ACA is not really arguing for a brownfield model, said Jonathan Banks, USTelecom senior vice president-law and policy. He characterized the ACA model as saying anything that already exists is paid for and free, and needs no money for replacement costs when it wears out. “'It’s paid for, it has no cost, and it has no value -- we'll just take it out of the equation,'” Banks said, summarizing ACA’s approach. “That’s not really a brownfield model. That’s a model that ignores capital costs."

Lieberman disagreed.

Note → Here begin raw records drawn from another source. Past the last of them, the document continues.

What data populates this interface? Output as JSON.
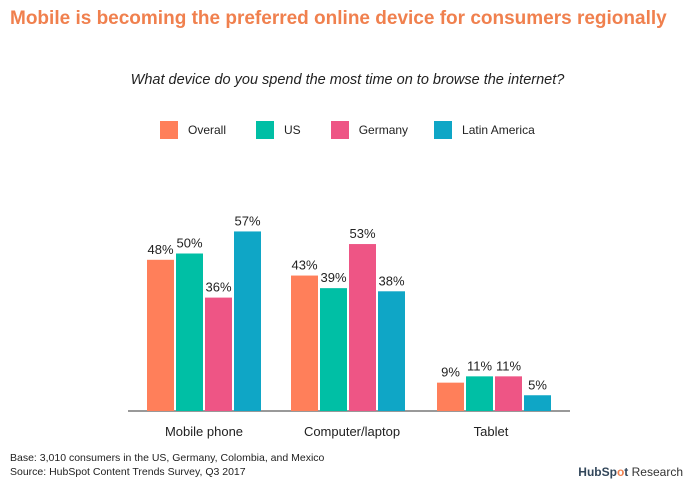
{
  "title": "Mobile is becoming the preferred online device for consumers regionally",
  "subtitle": "What device do you spend the most time on to browse the internet?",
  "footer": {
    "base": "Base: 3,010 consumers in the US, Germany, Colombia, and Mexico",
    "source": "Source: HubSpot Content Trends Survey, Q3 2017"
  },
  "brand": {
    "hub": "HubSp",
    "o": "o",
    "t": "t",
    "research": "Research"
  },
  "chart_data": {
    "type": "bar",
    "title": "Mobile is becoming the preferred online device for consumers regionally",
    "subtitle": "What device do you spend the most time on to browse the internet?",
    "categories": [
      "Mobile phone",
      "Computer/laptop",
      "Tablet"
    ],
    "series": [
      {
        "name": "Overall",
        "color": "#FF7F5A",
        "values": [
          48,
          43,
          9
        ]
      },
      {
        "name": "US",
        "color": "#00BFA5",
        "values": [
          50,
          39,
          11
        ]
      },
      {
        "name": "Germany",
        "color": "#EE5585",
        "values": [
          36,
          53,
          11
        ]
      },
      {
        "name": "Latin America",
        "color": "#0FA6C6",
        "values": [
          57,
          38,
          5
        ]
      }
    ],
    "value_suffix": "%",
    "xlabel": "",
    "ylabel": "",
    "ylim": [
      0,
      60
    ],
    "legend": "top-center",
    "grid": false
  }
}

The ACA’s brownfield model does not ignore capital costs, but only excludes required upfront investments for copper, pole, and conduit plant and where the relevant fiber plant already exists, he said. “In fact, a large portion of the modeled costs in the ACA’s approach are capital costs that would be required for a brownfield build-out.” Even with those capital costs, using the existing infrastructure would lead to major cost savings, Lieberman said.

Yet in an “economic” way, those supposed cost savings by reusing existing plant don’t actually materialize, Banks said. “That infrastructure is somewhere on its lifecycle of producing enough money to replace its infrastructure,” he said. “This is this whole ‘replacement cost notion’ that economists talk about,” Banks said: “For better or worse, there are depreciation lives that the FCC has established for all of those things” in the model -- wire, fiber, cable, electronics. “Every asset in the network model has this depreciation life that’s supposed to be pretty accurate as to how long these things really last,” Banks said.

Yes, Lieberman said, the model should take useful life into account. The problem, he said, is that “they have the information.” Price-cap carriers say, “'Oh, we don’t know what the useful life is of any of this stuff. So the easiest thing to do is just to give [it to] us as if we're going to replace it all,'” Lieberman said. “That is exactly what they have said, and exactly what they have done. And we've said: ‘Come on, you've got to be kidding me.’ We cannot make these kinds of rough estimates when we're talking about $1.8 billion over the course of five years."

An FCC official told us it’s an oversimplification to say that there is a billion-dollar difference between the two models. Even within those two models, there are many additional variables that will affect the ultimate cost, he said, such as how long to depreciate the investments and whether they are fully paid for within the five-year period of support.